Suddenly, there were several flashes of light. I dropped my sticks and held the children close to me before I realized that a band of photographers were taking pictures of us but why, I did not know. By late afternoon, we had settled into our hotel suite at the Cumberland Hotel on Marble Arch, an elephantine establishment that—although grand—looked as though it had been mummified for the last four decades without making a single change to its pre–World War I decor. There was a newspaper on a table (along with some messages). Within, was a featured photograph of me and the kids . . . under which was printed:

“MISS Anne Edwards has arrived in London from Hollywood with her two children to write the screenplay of her story, A Question of Adultery about artificial insemination, soon to be a Raymond Stross production.”

No doubting the implication. MISS Anne Edwards—two children—artificial insemination. “Oh, Lord!” I thought. “What have I got us into?”

Never did it cross my mind that London would be our home on and off for nearly twenty years.
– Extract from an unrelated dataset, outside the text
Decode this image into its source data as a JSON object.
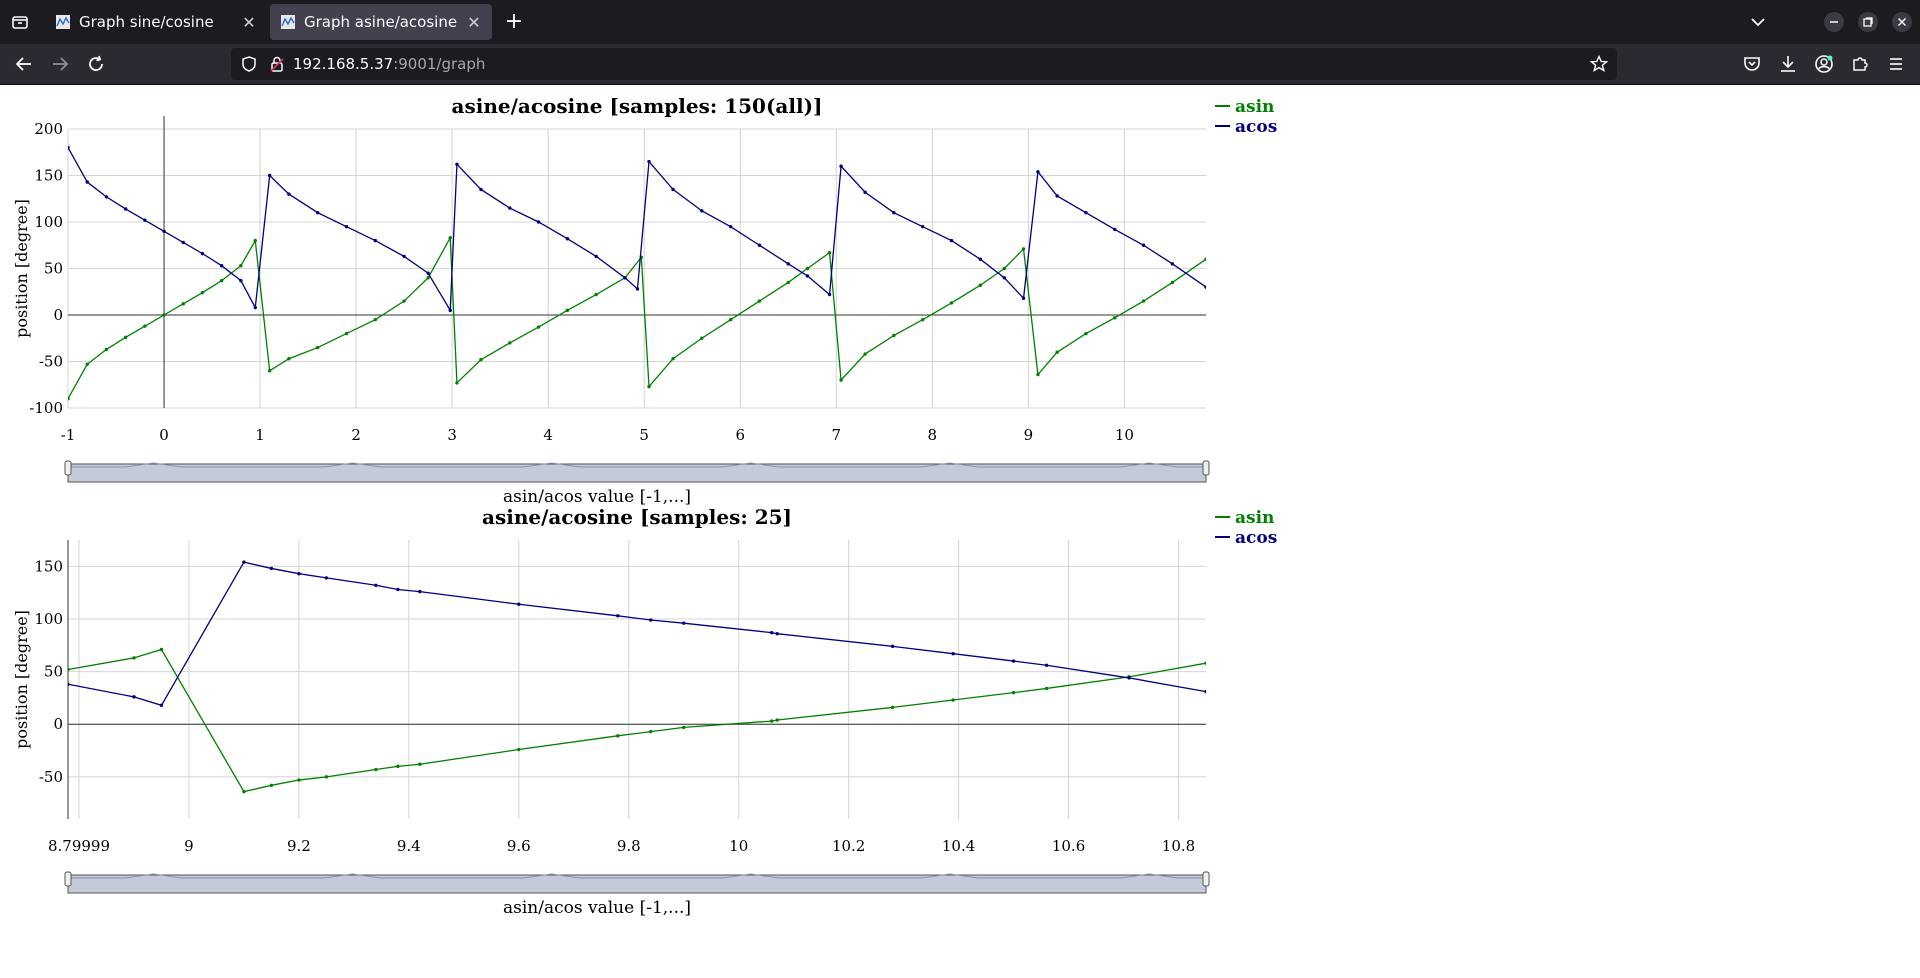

Wherever I had lived within the borders of the United States, my ties had always been to country, not four walls. America was my world. When I stepped onto English soil the first time, I did so, perhaps not as a tourist, but as a working writer—an American writer, at that. Home seemed behind me—across the vast sea I had just traversed. Yet, really, what had I left? An unfulfilled career, an incomplete and troubled life. I know I thought about it, because I wrote in my journal, “What on earth am I going to do when this gig is up?” And then added in parentheses: “(Will there ever be a man—and SEX—in my future?).”

For now it would have to be just one foot in front of the other.